The intersection of 37th & Chestnut is as close to the heart of University City as you can get, with Penn, Drexel, CHOP, uCity Square, and so much more just blocks away. We find ourselves here today for two reasons: a construction check-in and a proposal unlike any we’ve ever heard about. Let’s kick things off at 3615 Chestnut St. where a big ol’ tower is now making its way out of the ground on a former surface parking lot.
What’s coming here is going to make a big impact: a 400-foot tower called The Mark Philadelphia will bring 363 units and a garage (accessible from the back of the building along Ludlow St.) for 70 cars/96 bikes to this incredibly busy stretch. The design from BKV Group is very contemporary – a likely smart approach given all of the historic architecture in the immediate vicinity. Developers Landmark Properties decided to keep it strictly residential here, with a large, glassy lobby accessible from Chestnut St. instead of any commercial/retail component. This is being targeted toward students, per the website, with construction slated to finish in Fall 2026.

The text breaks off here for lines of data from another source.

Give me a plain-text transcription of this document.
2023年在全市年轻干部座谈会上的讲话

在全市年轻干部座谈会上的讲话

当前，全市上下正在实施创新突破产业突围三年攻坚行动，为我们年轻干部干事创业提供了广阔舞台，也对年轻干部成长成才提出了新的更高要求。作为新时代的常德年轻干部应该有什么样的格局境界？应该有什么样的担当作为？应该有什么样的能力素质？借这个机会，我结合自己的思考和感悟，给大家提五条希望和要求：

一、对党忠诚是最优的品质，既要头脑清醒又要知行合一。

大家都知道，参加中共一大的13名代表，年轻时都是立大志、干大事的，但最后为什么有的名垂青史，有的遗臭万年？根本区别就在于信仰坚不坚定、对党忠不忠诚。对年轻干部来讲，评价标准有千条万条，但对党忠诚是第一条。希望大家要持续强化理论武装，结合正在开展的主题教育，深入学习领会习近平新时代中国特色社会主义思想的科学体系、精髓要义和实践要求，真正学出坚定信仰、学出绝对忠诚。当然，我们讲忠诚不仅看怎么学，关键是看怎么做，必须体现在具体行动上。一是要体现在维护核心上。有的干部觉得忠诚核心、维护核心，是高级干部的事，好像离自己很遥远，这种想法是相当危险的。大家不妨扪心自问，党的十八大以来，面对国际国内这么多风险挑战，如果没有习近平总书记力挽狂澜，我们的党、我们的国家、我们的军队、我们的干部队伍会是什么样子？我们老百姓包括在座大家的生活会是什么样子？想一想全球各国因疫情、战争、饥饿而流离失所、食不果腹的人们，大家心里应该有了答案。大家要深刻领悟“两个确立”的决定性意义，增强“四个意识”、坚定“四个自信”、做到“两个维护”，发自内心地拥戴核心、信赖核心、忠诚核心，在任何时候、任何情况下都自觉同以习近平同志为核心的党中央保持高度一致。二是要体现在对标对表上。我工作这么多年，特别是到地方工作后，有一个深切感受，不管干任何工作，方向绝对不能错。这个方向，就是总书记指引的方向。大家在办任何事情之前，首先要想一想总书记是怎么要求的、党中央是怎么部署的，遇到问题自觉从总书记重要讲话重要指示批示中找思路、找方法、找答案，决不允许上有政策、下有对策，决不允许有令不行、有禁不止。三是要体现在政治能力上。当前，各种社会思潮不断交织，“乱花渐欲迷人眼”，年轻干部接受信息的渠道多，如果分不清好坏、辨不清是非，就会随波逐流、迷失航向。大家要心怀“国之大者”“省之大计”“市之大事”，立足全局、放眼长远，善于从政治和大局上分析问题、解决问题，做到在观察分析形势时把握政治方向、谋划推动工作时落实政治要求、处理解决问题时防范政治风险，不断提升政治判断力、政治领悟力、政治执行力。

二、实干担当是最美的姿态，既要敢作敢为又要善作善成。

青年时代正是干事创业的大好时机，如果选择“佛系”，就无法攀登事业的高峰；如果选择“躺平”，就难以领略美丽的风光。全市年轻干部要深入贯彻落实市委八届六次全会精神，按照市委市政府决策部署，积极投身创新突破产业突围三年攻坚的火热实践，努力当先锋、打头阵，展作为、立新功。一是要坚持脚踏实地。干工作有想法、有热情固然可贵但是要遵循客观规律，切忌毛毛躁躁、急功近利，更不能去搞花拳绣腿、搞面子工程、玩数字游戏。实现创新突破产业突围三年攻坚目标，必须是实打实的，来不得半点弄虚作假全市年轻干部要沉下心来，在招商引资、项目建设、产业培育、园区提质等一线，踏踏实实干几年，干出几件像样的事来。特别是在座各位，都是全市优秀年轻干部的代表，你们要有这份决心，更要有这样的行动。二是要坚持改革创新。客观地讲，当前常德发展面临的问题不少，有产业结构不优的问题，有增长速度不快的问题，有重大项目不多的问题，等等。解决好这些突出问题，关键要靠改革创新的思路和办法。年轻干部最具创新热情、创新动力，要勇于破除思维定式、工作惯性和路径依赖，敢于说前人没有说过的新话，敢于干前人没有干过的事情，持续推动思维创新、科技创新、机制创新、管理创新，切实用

If you shift your gaze just slightly west from that spot on Ludlow, you will see the back of the former International House, now called Mason on Chestnut, where there is something even bigger planned. Per an article from the Inquirer, developers CSC have plans to build up to a 53-story tower that would be not residential, office, or life science focused, but something else altogether: An in-patient/out-patient facility focused on those struggling with addiction. Thanks to some excellent detective work from the Inky, it appears that Acadia Healthcare will partner with CSC to manage the facility, though there is still little available as far as details. The design from Erdy McHenry Architecture, assuming it’s approved, will eventually feature somewhere between 150-250 beds and has a concave design that’s meant to give its historically protected neighbor some breathing room.
Around the front of the building, a much smaller addition is now finished, though not how we expected. After a large podium was proposed, a smaller retail space was pitched for the front of the building, with later submissions indicating a Target was likely coming. Despite this, over two years later we have the new structure from ALMA Architecture, but it now sits empty, awaiting a future tenant.
Quite a lot of action for a block or so, wouldn’t you say? We are loving the height and density for the project now out of the ground, as the appetite for student housing in the area should be helped by the creation of hundreds of units. As for the rehabilitation facility, we still have many, many questions. The developer stated that they hoped this would become a big center for the entire region of the country, not just the local area. However, using a car wash as a metaphor for treating addiction is a gross over-simplification of a problem that has no simple solution. If we do see a gleaming new tower here – and we might, as financing and City Council non-opposition are already in play – we hope that what’s happening on the inside is as exciting as the prospect of another new addition to the West Philly skyline.